Monday 19 March 2018

The Save the Children Child Friendly Space (CFS) at Kenani Refugee Transit Camp in Zambia’s Nchelenge District is a hive of activity, with over 600 children at any given time doing different activities according to their age groups. It is a popular space for children at the refugee camp, providing an escape from the trauma of running away from their home in the Democratic Republic of Congo.

Save the Children organises a wide variety of activities at the CFS, which are facilitated by volunteers from the refugee community: drawing, drama, song and dance, drama, ball games, board games and other fun activities for all ages and abilities. Counseling and child protection services are integrated within the programme. The CFS gives children the opportunity to relax and play among their friends, whilst also allowing their parents and caregivers some time to establish their lives in their new surroundings.

Benjamin with children at the Save the Children CFS. Benjamin Kasongo is a volunteer at the CFS, tending to children between the ages of four to thirteen. For Benjamin, the CFS is not only a place to have something to do, it is also a place he escapes to, to temporarily forget the trauma of fleeing his home in Mpweto in the Democratic Republic of Congo.Benjamin was at boarding school when he heard that his village had been attacked. Upon reaching the village, he found it deserted as everyone had either been hacked to death or had run away. The only sign of previous life were the huts and the dead bodies that interspersed the village. This sight spurred him to run for his life. Not knowing where he was going or if he would be alive the next day.

Fast-forward to weeks of walking and a night spent at the border village between the DRC and Zambia in Chiengi District, he is now a resident of Kenani Refugee Transit Camp. Benjamin watches over the children, ensuring they are safe but also sometimes plays with him in some of their games.

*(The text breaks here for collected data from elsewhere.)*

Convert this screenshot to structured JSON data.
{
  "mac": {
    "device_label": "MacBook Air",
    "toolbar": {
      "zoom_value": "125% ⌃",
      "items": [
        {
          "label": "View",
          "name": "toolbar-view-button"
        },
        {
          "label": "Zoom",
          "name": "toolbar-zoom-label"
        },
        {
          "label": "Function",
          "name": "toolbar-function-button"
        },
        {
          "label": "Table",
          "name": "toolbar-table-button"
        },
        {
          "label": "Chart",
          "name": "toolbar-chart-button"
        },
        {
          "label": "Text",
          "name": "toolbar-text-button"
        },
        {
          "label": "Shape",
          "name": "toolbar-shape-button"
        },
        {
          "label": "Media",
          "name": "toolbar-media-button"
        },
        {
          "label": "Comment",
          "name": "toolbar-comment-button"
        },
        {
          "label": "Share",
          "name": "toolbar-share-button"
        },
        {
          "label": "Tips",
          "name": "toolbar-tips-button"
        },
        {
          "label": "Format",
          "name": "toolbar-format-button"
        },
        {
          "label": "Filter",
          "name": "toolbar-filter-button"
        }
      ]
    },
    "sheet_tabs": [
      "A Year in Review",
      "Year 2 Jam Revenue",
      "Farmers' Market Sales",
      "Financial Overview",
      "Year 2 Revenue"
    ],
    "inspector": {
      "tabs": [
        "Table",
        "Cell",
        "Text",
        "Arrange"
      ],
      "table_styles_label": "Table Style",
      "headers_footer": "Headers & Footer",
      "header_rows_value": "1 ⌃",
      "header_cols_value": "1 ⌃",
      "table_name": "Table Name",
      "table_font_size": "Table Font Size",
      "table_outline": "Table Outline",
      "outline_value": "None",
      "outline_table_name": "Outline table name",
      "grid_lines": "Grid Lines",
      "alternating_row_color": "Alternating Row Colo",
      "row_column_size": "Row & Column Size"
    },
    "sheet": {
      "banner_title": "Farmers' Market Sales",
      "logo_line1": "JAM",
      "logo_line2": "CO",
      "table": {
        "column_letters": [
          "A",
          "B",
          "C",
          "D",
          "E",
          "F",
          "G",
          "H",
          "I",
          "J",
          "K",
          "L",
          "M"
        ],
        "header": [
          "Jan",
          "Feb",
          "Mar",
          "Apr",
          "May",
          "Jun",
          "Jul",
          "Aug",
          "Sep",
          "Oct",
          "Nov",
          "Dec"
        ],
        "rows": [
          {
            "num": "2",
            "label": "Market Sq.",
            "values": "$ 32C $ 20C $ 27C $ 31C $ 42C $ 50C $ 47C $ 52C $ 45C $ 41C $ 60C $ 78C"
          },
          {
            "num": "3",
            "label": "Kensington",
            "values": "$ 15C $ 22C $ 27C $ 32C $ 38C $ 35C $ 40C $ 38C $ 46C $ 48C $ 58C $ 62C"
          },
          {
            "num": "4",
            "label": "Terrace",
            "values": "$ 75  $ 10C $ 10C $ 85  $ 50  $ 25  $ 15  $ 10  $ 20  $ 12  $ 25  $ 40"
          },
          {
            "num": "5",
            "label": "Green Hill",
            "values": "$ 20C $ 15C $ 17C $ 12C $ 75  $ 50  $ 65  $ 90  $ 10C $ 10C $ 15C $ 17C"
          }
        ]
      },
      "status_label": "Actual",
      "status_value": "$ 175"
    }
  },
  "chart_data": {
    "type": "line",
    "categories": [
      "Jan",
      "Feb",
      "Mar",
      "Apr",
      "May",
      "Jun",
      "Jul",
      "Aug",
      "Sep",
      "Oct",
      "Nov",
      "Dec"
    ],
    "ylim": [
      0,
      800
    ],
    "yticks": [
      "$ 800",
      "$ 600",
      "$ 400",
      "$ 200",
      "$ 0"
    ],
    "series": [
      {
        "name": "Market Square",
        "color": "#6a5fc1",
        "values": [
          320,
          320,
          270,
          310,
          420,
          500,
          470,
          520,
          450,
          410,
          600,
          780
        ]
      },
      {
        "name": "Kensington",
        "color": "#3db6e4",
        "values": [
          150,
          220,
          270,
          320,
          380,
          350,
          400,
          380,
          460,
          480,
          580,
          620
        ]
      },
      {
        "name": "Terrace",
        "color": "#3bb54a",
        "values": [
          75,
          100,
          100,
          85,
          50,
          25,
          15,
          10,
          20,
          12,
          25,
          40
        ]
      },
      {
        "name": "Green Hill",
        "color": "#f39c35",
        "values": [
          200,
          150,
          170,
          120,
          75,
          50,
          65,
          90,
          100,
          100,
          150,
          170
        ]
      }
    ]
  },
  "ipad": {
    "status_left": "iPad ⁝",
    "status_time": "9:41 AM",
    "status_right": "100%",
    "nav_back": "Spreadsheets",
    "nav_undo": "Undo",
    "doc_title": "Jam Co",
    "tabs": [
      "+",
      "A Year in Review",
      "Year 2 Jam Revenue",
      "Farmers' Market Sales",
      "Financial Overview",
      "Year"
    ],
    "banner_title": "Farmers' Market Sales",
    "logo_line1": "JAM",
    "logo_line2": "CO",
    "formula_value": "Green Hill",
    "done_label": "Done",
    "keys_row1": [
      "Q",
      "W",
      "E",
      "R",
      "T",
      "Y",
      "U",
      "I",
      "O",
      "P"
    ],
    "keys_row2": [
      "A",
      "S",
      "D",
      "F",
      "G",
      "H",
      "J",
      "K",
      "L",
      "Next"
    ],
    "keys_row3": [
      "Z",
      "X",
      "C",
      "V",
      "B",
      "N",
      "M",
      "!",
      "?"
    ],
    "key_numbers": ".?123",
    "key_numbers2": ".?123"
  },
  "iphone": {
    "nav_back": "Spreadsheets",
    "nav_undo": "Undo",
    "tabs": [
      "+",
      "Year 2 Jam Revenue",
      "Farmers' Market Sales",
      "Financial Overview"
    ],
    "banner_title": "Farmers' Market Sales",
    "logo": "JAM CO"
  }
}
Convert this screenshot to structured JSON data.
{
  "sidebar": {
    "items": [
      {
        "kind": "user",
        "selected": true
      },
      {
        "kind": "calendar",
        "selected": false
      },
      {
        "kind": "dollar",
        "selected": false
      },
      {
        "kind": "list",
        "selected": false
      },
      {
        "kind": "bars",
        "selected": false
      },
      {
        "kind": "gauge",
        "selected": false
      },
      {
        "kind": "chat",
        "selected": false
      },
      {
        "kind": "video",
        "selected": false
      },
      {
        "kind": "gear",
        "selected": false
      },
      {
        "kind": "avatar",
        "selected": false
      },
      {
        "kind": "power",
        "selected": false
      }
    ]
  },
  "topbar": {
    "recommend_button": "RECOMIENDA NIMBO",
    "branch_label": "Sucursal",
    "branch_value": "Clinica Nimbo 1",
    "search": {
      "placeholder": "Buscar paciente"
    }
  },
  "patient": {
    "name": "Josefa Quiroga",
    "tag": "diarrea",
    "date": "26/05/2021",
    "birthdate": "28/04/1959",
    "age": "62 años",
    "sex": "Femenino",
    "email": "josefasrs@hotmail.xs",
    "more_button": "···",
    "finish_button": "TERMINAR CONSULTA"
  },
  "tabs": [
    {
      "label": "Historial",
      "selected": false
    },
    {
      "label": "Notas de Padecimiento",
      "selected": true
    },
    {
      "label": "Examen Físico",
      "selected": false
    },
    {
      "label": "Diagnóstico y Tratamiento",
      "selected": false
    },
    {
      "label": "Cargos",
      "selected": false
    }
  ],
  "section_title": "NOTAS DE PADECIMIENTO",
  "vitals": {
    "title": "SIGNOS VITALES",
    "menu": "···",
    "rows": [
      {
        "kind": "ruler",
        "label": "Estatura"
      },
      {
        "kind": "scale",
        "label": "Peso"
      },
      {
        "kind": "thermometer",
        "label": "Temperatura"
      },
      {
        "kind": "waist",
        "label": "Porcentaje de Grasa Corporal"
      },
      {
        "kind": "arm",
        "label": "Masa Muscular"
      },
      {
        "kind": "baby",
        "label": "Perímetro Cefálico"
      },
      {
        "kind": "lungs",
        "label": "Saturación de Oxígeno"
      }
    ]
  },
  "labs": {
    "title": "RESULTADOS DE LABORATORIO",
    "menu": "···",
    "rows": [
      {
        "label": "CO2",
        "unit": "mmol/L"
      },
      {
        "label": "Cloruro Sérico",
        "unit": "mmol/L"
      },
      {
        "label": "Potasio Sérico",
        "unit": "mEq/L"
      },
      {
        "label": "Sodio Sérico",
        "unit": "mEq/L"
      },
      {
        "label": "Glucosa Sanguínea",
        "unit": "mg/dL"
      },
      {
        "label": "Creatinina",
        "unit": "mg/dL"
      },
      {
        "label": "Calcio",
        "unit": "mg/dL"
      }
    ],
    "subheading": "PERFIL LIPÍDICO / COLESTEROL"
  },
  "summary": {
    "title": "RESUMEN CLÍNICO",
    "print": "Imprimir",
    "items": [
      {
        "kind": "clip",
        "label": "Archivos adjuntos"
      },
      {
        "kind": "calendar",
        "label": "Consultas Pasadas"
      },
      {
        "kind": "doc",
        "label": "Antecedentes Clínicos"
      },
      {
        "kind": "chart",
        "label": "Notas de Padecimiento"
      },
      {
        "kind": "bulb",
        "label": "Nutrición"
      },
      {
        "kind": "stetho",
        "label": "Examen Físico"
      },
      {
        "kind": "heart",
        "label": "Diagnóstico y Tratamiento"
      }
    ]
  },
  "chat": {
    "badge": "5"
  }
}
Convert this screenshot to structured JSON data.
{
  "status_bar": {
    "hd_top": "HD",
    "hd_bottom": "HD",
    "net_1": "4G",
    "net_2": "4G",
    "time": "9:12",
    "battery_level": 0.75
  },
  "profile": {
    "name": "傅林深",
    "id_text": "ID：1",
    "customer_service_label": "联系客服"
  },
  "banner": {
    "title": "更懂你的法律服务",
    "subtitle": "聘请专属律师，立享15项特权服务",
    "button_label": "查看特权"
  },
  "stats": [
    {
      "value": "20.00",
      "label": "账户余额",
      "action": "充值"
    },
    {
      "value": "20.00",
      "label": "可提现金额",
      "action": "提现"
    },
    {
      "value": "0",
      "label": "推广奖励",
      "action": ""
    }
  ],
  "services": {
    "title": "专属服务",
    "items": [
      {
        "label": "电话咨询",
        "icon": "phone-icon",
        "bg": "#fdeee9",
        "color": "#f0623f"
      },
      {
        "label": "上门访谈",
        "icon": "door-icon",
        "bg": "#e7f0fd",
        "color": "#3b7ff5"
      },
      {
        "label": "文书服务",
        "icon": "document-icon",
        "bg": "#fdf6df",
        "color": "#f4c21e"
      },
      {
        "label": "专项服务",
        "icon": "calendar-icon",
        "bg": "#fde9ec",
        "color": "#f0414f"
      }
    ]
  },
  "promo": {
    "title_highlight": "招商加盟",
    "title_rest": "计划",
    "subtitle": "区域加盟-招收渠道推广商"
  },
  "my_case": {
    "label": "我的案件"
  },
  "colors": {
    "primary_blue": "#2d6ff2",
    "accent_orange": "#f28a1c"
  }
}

“I am happy to see children interact, play and learn from this place because it helps them to deal with the trauma of running away from conflict. The CFS is their escape because at home [the makeshift houses at the camp] their parents and guardians are busy cooking, tending to gardens and selling at the market and don’t have the time to help the children deal with their trauma,” says an upbeat Benjamin.

Benjamin says it is for this reason that he signed up to become a volunteer at the CFS because it gives him hope of a brighter future for children. “It is satisfying to see children happy and playing with each other. They feel safe here to be children,” he says.